Most couples, according to relationship researchers, have never explicitly negotiated whether AI companions fall inside or outside the lines of their commitment. That gap leaves both partners exposed. The person using the app may genuinely believe they are doing something harmless, while the person who discovers it may feel a betrayal as sharp as finding explicit texts with a coworker.
Licensed marriage and family therapist Kimberly Key has noted that the therapeutic approach to AI infidelity often mirrors the approach to emotional affairs: the focus shifts from “Did you physically cheat?” to “Did you create a secret emotional world that excluded your partner?” When the answer is yes, the repair work looks similar regardless of whether the third party had a pulse.

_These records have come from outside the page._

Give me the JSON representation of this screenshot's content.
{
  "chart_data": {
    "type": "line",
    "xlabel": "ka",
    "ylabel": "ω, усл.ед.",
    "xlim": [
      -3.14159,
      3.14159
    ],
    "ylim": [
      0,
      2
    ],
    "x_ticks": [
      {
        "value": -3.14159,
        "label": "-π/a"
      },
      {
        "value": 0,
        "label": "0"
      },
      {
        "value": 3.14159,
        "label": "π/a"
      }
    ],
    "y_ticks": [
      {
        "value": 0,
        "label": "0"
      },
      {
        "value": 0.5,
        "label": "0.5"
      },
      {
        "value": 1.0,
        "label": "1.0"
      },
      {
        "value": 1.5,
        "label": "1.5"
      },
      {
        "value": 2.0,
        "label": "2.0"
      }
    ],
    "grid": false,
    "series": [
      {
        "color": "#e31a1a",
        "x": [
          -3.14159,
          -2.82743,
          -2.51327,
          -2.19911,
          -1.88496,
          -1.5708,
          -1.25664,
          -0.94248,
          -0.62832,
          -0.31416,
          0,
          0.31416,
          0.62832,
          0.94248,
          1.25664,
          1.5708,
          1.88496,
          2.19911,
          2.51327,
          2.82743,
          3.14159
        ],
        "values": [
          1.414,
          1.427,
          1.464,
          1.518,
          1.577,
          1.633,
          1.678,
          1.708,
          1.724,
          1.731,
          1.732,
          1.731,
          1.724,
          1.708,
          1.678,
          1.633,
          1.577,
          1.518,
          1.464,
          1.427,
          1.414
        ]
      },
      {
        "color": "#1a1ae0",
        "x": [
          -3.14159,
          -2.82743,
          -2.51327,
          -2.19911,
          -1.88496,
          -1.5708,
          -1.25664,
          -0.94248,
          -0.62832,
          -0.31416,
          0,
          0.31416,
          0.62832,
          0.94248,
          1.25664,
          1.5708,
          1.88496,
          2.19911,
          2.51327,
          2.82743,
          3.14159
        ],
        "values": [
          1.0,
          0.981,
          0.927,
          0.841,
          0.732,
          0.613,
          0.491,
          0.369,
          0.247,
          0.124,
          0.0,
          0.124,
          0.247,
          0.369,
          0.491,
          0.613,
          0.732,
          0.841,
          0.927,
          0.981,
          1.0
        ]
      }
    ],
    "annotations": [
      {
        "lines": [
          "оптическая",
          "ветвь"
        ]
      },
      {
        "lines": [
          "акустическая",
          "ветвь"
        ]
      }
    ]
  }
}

Some couples have begun setting explicit ground rules: no romantic AI apps without disclosure, or agreed-upon limits on how those tools are used. Others have found that the discovery of an AI relationship, painful as it is, opened a conversation about loneliness and unmet needs that had been sealed shut for years.
Mar’s story does not have a tidy ending. In his posts, he describes still processing what he found and trying to figure out whether the marriage can recover. What he does know is that the “other person” will always be available, always patient, and always willing to say exactly what his wife wants to hear. Competing with that, he writes, is something no relationship advice he has ever read prepared him for.